After his retirement from Notre Dame, he became a popular college football television analyst at ABC and later, CBS. He left broadcasting in 1988.

Immigrants’ Son

Ara Raoul Parseghian was born May 21, 1923, in Akron, Ohio, the third child and second son of Michael Parseghian and the former Amelia Bonneau. His father, an Armenian who had worked as an accountant, had fled Turkey in 1915. His mother was French. They named him after a mythological Armenian king, “Ara the Beautiful,” according to Dent.

Parseghian began playing college football at Akron University in 1941. After the U.S. entered World War II, he enlisted in the Navy and was assigned to the Great Lakes Naval Training Center north of Chicago. There he played on a military team coached by Paul Brown, the future Pro Football Hall of Fame coach.

After his service ended, Parseghian entered Miami University and won the starting halfback spot. He was named to the All-Mid-American Conference first team in 1947, a year Miami went undefeated.

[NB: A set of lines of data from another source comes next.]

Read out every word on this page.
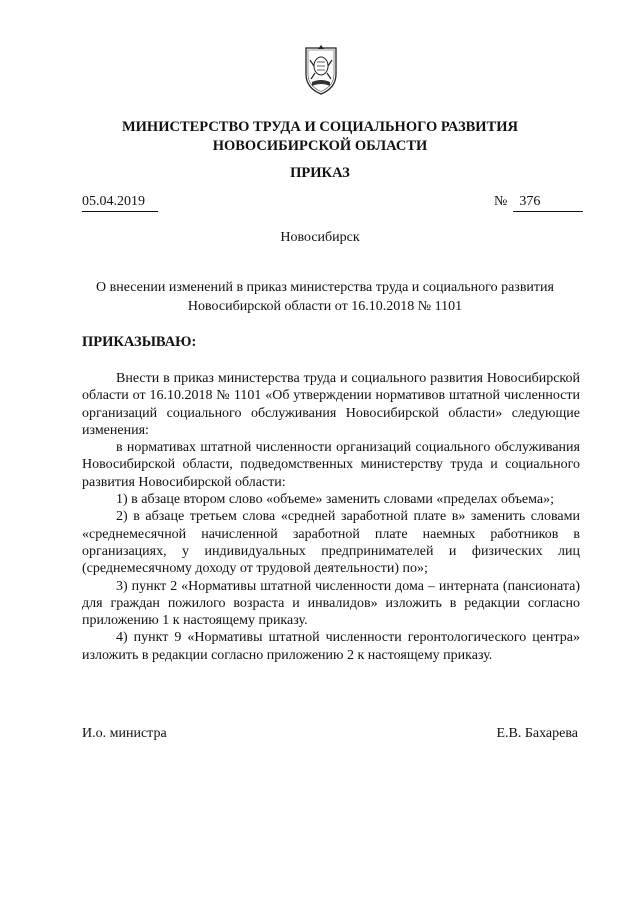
МИНИСТЕРСТВО ТРУДА И СОЦИАЛЬНОГО РАЗВИТИЯ
НОВОСИБИРСКОЙ ОБЛАСТИ
ПРИКАЗ
05.04.2019	№ 376
Новосибирск
О внесении изменений в приказ министерства труда и социального развития
Новосибирской области от 16.10.2018 № 1101
ПРИКАЗЫВАЮ:

Внести в приказ министерства труда и социального развития Новосибирской области от 16.10.2018 № 1101 «Об утверждении нормативов штатной численности организаций социального обслуживания Новосибирской области» следующие изменения:

в нормативах штатной численности организаций социального обслуживания Новосибирской области, подведомственных министерству труда и социального развития Новосибирской области:

1) в абзаце втором слово «объеме» заменить словами «пределах объема»;

2) в абзаце третьем слова «средней заработной плате в» заменить словами «среднемесячной начисленной заработной плате наемных работников в организациях, у индивидуальных предпринимателей и физических лиц (среднемесячному доходу от трудовой деятельности) по»;

3) пункт 2 «Нормативы штатной численности дома – интерната (пансионата) для граждан пожилого возраста и инвалидов» изложить в редакции согласно приложению 1 к настоящему приказу.

4) пункт 9 «Нормативы штатной численности геронтологического центра» изложить в редакции согласно приложению 2 к настоящему приказу.

И.о. министра	Е.В. Бахарева
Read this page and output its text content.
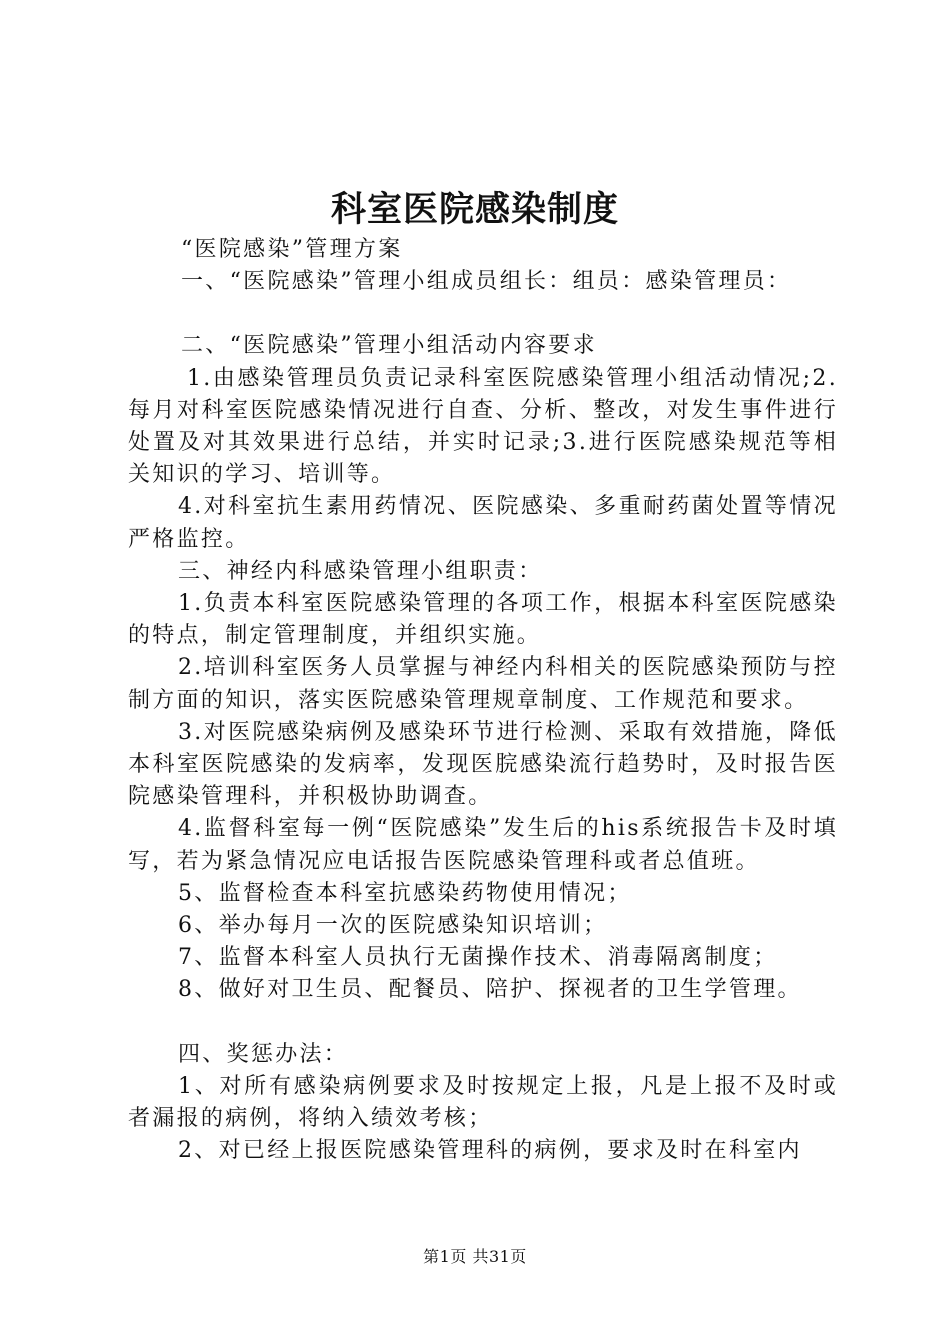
科室医院感染制度

“医院感染”管理方案

一、“医院感染”管理小组成员组长：组员：感染管理员：

二、“医院感染”管理小组活动内容要求

1.由感染管理员负责记录科室医院感染管理小组活动情况;2.每月对科室医院感染情况进行自查、分析、整改，对发生事件进行处置及对其效果进行总结，并实时记录;3.进行医院感染规范等相关知识的学习、培训等。

4.对科室抗生素用药情况、医院感染、多重耐药菌处置等情况严格监控。

三、神经内科感染管理小组职责：

1.负责本科室医院感染管理的各项工作，根据本科室医院感染的特点，制定管理制度，并组织实施。

2.培训科室医务人员掌握与神经内科相关的医院感染预防与控制方面的知识，落实医院感染管理规章制度、工作规范和要求。

3.对医院感染病例及感染环节进行检测、采取有效措施，降低本科室医院感染的发病率，发现医脘感染流行趋势时，及时报告医院感染管理科，并积极协助调查。

4.监督科室每一例“医院感染”发生后的his系统报告卡及时填写，若为紧急情况应电话报告医院感染管理科或者总值班。

5、监督检查本科室抗感染药物使用情况；

6、举办每月一次的医院感染知识培训；

7、监督本科室人员执行无菌操作技术、消毒隔离制度；

8、做好对卫生员、配餐员、陪护、探视者的卫生学管理。

四、奖惩办法：

1、对所有感染病例要求及时按规定上报，凡是上报不及时或者漏报的病例，将纳入绩效考核；

2、对已经上报医院感染管理科的病例，要求及时在科室内

第1页 共31页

Parseghian graduated in 1948 and signed with the Cleveland Browns, the professional team then coached by Brown. He played two seasons until a hip injury ended his career.

Woody Hayes

His first coaching job came in 1950 at Miami University in Oxford, Ohio, as an assistant under Woody Hayes. Parseghian was promoted to head coach the next year when Hayes moved to Ohio State University where he won five national championships over 28 seasons. At Miami, Parseghian compiled a 39-6-1 record.

In 1956, he moved to Northwestern University in Evanston, Illinois, where his teams went 56-8-3, including victories in all four meetings against the Fighting Irish.

Parseghian’s hiring at Notre Dame broke a half-century of tradition at the school. He was the first non-alumnus tapped as head coach since 1913.

The only season Notre Dame lost more than two games under Parseghian was in 1972 when it went 8-3. The following year he won a second national championship.

Parseghian retired after the 1974 season for health reasons. In 24 years as a head coach he compiled a career record of 170-58-6.

In 1980, Parseghian was inducted into the College Football Hall of Fame.

After retiring, he helped raise more than $40 million for the Ara Parseghian Medical Research Foundation to combat Niemann-Pick Type C, a genetic pediatric disorder that damages the nervous system. Three of his grandchildren were diagnosed with the disease in 1994 and all died by 2005.

With his wife, the former Kathleen Davis, he had three children: Karan, Kristan and Michael, according to Marquis Who’s Who.